Chaotic Sword God – Capítulo 642 y 643
El Santo Gobernante de la Secta de Dragón y Tigre se veía especialmente serio cuando observó el poder en el puño de Jain Chen. Podía darse cuenta de que la energía que rodeaba su puño no era en absoluto más débil de lo que un santo gobernante era capaz de hacer.
«¡Imposible! En el corto período de tiempo desde nuestra última reunión, Jian Chen ya ha sido una abeja gobernante? Incluso si su talento es sin precedentes en toda la historia, no debería ser capaz de ser un Santo Gobernante a tan temprana edad! ¿Qué ha hecho para obtener este poder? «El Santo Gobernador estaba atrapado en una situación tumultuosa y no pudo mantener la calma. Con Jian Chen siendo un gobernante santo en un solo salto, su corazón estaba a punto de salir de la conmoción.
«No. No puede ser un Santo Gobernante. Sigue utilizando el poder del mundo para volar. Al notar la falta en sus pensamientos anteriores, el Santo Reverendo se dio cuenta de que Jian Chen no era un Santo Gobernante. Sin embargo, no hubo más tiempo para pensar en este asunto ya que el temible puñetazo de Jian Chen estaba a punto de entrar en contacto con su pecho.
Sabía que la fuerza en el puño de Jian Chen no era débil por ningún medio. Por lo tanto, el Santo Reverendo inmediatamente sacó su Fuerza Santa de su cuerpo para rodear su propia mano derecha. Con una cantidad tan tremenda de Fuerza Santa reunida, la luz, que se reflejaba en su entorno, parecía como si fuera espacio deformación. A partir de esto, se podía ver cuánto poder estaba contenido en el puño de San Ruler.
Su fuerza era notablemente unas cuantas muescas más altas que la fuerza de Jiede Tai.
«¡Explosión!»
Los puños se estrellaron unos contra otros con una explosión de trueno. El espacio alrededor de la zona de impacto tembló como una tremenda onda de choque ondulada con la fuerza de un volcán en erupción. Como una tormenta devastadora que devasta el área, el entorno alrededor de Jian Chen y el Santo Gobernante fue inmediatamente desgarrado sin piedad. Justo en el epicentro, varias grietas se podían ver en el espacio allí, lentamente comenzando a curarse sobre sí mismo.
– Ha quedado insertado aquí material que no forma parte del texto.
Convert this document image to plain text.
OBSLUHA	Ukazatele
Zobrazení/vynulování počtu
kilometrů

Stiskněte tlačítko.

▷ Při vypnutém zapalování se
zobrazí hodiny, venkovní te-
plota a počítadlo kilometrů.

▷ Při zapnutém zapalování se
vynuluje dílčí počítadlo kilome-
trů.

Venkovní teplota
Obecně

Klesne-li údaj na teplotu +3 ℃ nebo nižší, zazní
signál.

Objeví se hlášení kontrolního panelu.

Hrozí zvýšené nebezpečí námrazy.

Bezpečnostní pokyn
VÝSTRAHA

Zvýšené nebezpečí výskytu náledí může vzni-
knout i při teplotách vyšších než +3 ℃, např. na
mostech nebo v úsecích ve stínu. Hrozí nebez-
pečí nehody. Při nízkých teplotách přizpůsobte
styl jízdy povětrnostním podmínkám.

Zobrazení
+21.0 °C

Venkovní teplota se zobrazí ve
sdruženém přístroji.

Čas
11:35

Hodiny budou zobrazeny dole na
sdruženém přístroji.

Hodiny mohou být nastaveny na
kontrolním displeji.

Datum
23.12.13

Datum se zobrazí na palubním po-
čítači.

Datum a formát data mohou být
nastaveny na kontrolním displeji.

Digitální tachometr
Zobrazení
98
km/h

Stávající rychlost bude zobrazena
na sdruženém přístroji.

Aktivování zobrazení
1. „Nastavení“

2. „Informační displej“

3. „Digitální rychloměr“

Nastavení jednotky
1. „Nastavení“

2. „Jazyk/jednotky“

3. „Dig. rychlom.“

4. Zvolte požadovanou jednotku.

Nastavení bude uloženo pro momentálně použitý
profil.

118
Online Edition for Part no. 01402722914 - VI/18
Los dos combatientes quedaron oscurecidos por la lluvia de sus huelgas, por lo que ninguno de los espectadores pudo ver lo que estaba sucediendo en su interior. Todo lo que podían sentir era que la tierra bajo ellos temblaba violentamente, amenazando con separarse como pedazos de piedra cayó de los acantilados del valle. Cuando cayeron al suelo, resonó un fuerte eco en todo el valle.
Para el grupo, era desconocido justo cuando Jiede Tai se había levantado de su asiento, pero su anciana figura podía ser vista levantándose delante de todos los demás con sus dos manos frente a él. Apenas apenas, se podía ver una barrera transparente protegiendo a Ming Dong y al resto del grupo de las consecuencias.
Mucho antes de la batalla, Jian Chen mandó a Jiede Tai proteger la seguridad del grupo a toda costa. De este modo, Jiede Tai tuvo que renunciar a su dignidad de Santo Gobernante para proteger personalmente a los meros Maestros de la Tierra Santa, e incluso a los que no lo eran, con sus propias manos.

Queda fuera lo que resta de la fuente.